1 For ease of reference, we use Harvey’s and Anthony’s first names to differentiate between the two cousins.

3 respond, though he and Huante “mad dogg[ed]” each other, which he explained meant, “Like when I’m looking at somebody in a mean way.” Luna and the other man trailing Huante and Soto began making gang hand signs at the SUV and calling out their gang’s name. According to one witness, Valdez stood nearby and stepped out into the street in the direction the SUV was traveling, as if to stop it. Someone in the Crow Village group yelled at the SUV, “You know where you’re at,” and Huante declared, “It’s Crow Village.” According to a witness from the neighborhood, someone from the SUV retorted, “Fuck this neighborhood.” As Martinez began to turn at the nearest intersection, Harvey leaned his head out the window and gunfire immediately rang out. He and Allbee collapsed in the back seat. Allbee confirmed she was okay, but when Anthony tried to lift Harvey, he was limp and heavy. Anthony’s hands grew very warm and he realized Harvey was bleeding profusely from his face. At some point in the confrontation and commotion, Anthony saw Huante holding a gun. Another witness in the neighborhood also saw Huante pull out and fire the gun. Martinez sped away to find a hospital, but spotted Orange County Sheriff Department deputies conducting an unrelated traffic stop, so Martinez pulled over for help. Back at the shooting scene, Huante, Soto, and Valdez (but not Luna) had jumped into Yosep Palacio’s black SUV. Valdez’s girlfriend, Brianna Casanovo, already was in the car, and so was Cruz, whom Martinez’s group had been trying to find.

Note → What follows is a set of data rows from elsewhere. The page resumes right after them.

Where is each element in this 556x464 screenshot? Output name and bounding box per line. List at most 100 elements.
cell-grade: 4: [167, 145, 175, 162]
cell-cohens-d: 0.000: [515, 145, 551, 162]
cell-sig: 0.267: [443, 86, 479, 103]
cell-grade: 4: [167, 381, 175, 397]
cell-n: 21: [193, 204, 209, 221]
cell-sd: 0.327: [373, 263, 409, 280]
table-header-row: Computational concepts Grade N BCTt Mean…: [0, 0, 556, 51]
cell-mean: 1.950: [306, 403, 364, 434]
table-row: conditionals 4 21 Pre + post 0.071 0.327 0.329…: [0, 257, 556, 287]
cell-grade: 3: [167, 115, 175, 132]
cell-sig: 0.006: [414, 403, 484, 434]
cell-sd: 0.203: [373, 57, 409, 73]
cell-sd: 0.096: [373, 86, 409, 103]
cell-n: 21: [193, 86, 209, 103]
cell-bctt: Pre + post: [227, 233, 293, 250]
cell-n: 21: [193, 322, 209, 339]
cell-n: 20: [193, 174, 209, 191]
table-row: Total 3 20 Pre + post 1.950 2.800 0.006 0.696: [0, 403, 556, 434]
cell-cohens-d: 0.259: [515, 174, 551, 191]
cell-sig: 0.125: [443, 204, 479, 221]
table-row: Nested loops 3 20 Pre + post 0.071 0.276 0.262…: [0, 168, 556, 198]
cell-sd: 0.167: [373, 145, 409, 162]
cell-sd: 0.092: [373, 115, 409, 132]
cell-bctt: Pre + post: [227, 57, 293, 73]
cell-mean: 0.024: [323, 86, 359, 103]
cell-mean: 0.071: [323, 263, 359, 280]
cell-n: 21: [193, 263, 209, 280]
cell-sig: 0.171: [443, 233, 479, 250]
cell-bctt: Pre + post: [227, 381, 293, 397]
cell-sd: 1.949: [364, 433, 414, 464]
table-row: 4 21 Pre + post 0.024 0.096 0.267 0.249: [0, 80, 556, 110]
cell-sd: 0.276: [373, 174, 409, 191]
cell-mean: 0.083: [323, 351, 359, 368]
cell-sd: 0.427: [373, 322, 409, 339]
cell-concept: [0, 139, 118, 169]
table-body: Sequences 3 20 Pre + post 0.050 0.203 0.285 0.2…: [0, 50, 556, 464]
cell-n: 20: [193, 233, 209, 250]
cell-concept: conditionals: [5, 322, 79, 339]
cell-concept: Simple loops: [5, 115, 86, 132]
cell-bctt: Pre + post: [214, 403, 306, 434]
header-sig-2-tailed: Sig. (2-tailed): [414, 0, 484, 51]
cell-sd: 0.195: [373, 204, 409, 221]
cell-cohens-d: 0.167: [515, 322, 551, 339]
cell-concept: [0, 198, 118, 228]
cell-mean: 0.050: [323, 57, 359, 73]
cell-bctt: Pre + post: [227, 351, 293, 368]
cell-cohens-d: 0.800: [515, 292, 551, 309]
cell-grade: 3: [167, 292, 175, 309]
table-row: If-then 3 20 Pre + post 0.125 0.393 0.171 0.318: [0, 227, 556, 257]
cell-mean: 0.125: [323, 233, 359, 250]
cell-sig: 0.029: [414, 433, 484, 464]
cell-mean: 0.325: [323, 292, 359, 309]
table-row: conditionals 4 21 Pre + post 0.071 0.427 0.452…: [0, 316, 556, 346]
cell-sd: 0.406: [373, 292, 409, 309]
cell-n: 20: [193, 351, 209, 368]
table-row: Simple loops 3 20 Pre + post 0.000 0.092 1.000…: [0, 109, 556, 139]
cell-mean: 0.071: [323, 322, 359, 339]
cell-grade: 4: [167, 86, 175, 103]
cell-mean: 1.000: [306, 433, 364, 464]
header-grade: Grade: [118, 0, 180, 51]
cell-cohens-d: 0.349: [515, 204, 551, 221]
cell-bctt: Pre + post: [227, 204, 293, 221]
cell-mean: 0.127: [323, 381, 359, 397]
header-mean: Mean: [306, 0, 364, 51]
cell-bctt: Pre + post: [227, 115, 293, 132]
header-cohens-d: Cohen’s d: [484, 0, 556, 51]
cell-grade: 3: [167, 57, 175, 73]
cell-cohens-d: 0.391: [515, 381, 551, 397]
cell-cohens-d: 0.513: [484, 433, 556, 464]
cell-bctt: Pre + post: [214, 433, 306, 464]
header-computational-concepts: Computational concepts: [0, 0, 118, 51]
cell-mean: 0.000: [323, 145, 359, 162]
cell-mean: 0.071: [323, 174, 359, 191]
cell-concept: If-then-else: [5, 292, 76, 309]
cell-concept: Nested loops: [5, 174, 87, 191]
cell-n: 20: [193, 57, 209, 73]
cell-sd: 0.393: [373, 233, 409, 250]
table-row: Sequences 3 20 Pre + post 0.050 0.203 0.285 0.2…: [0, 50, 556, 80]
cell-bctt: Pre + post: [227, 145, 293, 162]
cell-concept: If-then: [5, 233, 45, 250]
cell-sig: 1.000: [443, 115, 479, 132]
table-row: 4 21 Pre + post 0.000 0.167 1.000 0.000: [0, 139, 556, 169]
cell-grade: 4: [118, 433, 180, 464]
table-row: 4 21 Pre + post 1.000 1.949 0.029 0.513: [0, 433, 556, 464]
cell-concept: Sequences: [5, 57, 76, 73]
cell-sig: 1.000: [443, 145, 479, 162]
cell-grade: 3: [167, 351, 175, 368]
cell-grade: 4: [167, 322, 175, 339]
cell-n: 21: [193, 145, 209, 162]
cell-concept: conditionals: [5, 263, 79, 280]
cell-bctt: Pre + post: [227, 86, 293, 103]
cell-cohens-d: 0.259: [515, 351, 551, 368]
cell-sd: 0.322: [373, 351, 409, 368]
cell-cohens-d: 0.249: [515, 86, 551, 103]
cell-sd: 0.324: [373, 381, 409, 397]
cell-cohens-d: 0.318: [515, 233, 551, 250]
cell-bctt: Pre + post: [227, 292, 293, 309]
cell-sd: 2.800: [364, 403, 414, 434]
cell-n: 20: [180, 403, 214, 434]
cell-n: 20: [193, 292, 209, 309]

Palacio drove off and happened to pass where Martinez had stopped to ask the sheriff’s deputies for help. Martinez noticed the black SUV approaching and told one of the deputies, Peter Mach, that it looked like a vehicle he saw at the shooting scene. As the vehicle passed, Mach thought he recognized Huante from prior police contacts. A nearby deputy gave chase, but Palacio did not stop immediately. He ultimately pulled into the back of a church parking lot, where Huante and Valdez exited

4 the vehicle and scaled a wall. Valdez hid in a ditch, then ran back to his residence, showered, changed his clothes, and called a Crow Village neighbor to visit around 11:00 p.m. He told the neighbor of his escape after being pulled over, but as he drew a diagram of the area where the stop occurred and showed it to his neighbor, the police arrived and apprehended him. Harvey was transported to the hospital, but died of his injuries, which included a fractured skull from the gun shot, blood loss, and brain hemorrhaging. Police surveillance of a Westminster home led officers to Huante the next evening, but he escaped in a Mustang driven by a female accomplice, who briefly eluded police twice.